Facts had proven that the path of socialism with Chinese characteristics suited the national conditions of China, complied with the fundamental interests of the overwhelming majority of the Chinese people, and reflected the aspirations of all Chinese people, Qin said.
The remarks from the US disregarded the facts and made random accusations against the Chinese government, Qin said, adding that Clinton's comments violated basic norms governing international relations and principles set forth in the three China-US joint communiqus and grossly interfered in China's internal affairs.

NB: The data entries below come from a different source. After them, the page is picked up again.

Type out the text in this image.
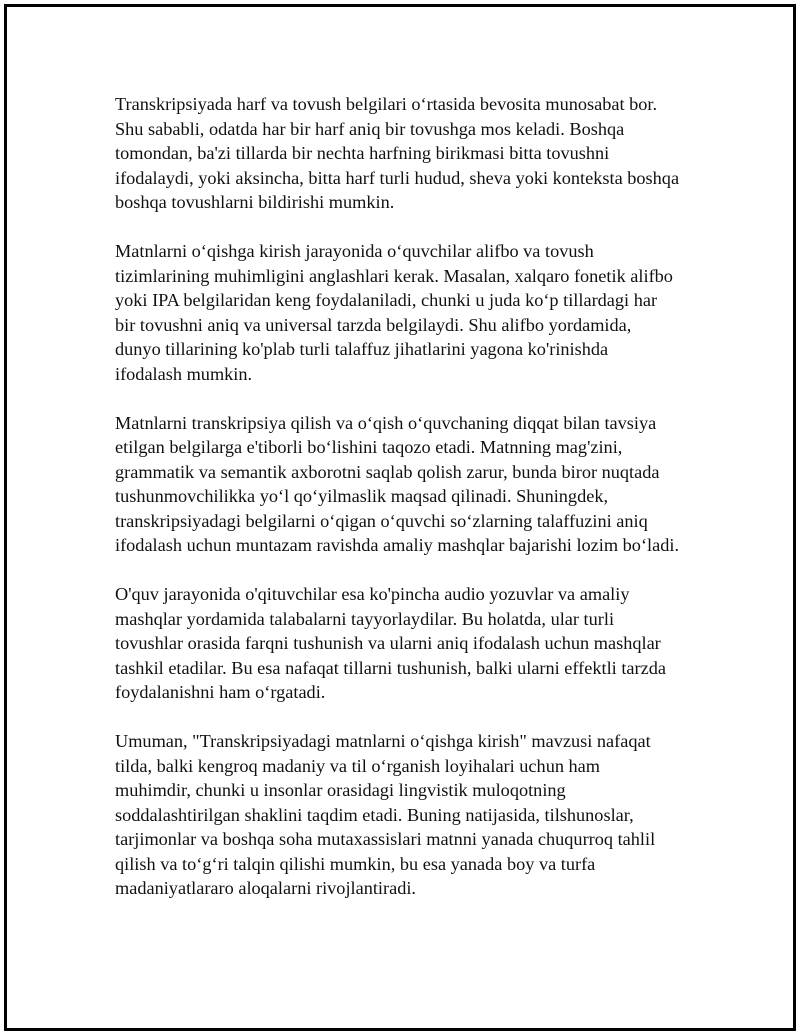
Transkripsiyada harf va tovush belgilari o‘rtasida bevosita munosabat bor.
Shu sababli, odatda har bir harf aniq bir tovushga mos keladi. Boshqa
tomondan, ba'zi tillarda bir nechta harfning birikmasi bitta tovushni
ifodalaydi, yoki aksincha, bitta harf turli hudud, sheva yoki konteksta boshqa
boshqa tovushlarni bildirishi mumkin.

Matnlarni o‘qishga kirish jarayonida o‘quvchilar alifbo va tovush
tizimlarining muhimligini anglashlari kerak. Masalan, xalqaro fonetik alifbo
yoki IPA belgilaridan keng foydalaniladi, chunki u juda ko‘p tillardagi har
bir tovushni aniq va universal tarzda belgilaydi. Shu alifbo yordamida,
dunyo tillarining ko'plab turli talaffuz jihatlarini yagona ko'rinishda
ifodalash mumkin.

Matnlarni transkripsiya qilish va o‘qish o‘quvchaning diqqat bilan tavsiya
etilgan belgilarga e'tiborli bo‘lishini taqozo etadi. Matnning mag'zini,
grammatik va semantik axborotni saqlab qolish zarur, bunda biror nuqtada
tushunmovchilikka yo‘l qo‘yilmaslik maqsad qilinadi. Shuningdek,
transkripsiyadagi belgilarni o‘qigan o‘quvchi so‘zlarning talaffuzini aniq
ifodalash uchun muntazam ravishda amaliy mashqlar bajarishi lozim bo‘ladi.

O'quv jarayonida o'qituvchilar esa ko'pincha audio yozuvlar va amaliy
mashqlar yordamida talabalarni tayyorlaydilar. Bu holatda, ular turli
tovushlar orasida farqni tushunish va ularni aniq ifodalash uchun mashqlar
tashkil etadilar. Bu esa nafaqat tillarni tushunish, balki ularni effektli tarzda
foydalanishni ham o‘rgatadi.

Umuman, "Transkripsiyadagi matnlarni o‘qishga kirish" mavzusi nafaqat
tilda, balki kengroq madaniy va til o‘rganish loyihalari uchun ham
muhimdir, chunki u insonlar orasidagi lingvistik muloqotning
soddalashtirilgan shaklini taqdim etadi. Buning natijasida, tilshunoslar,
tarjimonlar va boshqa soha mutaxassislari matnni yanada chuqurroq tahlil
qilish va to‘g‘ri talqin qilishi mumkin, bu esa yanada boy va turfa
madaniyatlararo aloqalarni rivojlantiradi.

"We urge the US to put aside its political prejudices and correct its wrong-doings so as to avoid interfering with and damaging Sino-US relations," Qin said.
Afghan FM to visit China
Afghan Foreign Minister Rangin Dadfar Spanta will pay an official visit to China from June 9 to 12 at the invitation of his Chinese counterpart, Yang Jiechi.
Qin said Spanta and Yang will exchange views on China-Afghanistan relations, the reconstruction of Afghanistan and international and regional issues.
Qin said China has offered assistance worth $170 million since 2002. China gave 50 million yuan to the country last year.
"We will continue to fulfill our commitment and provide further assistance to Afghanistan within our ability, so as to make an active contribution to facilitating its reconstruction process," he said.
At the invitation of Yang, Spanta made his first visit to China as foreign minister in August 2007.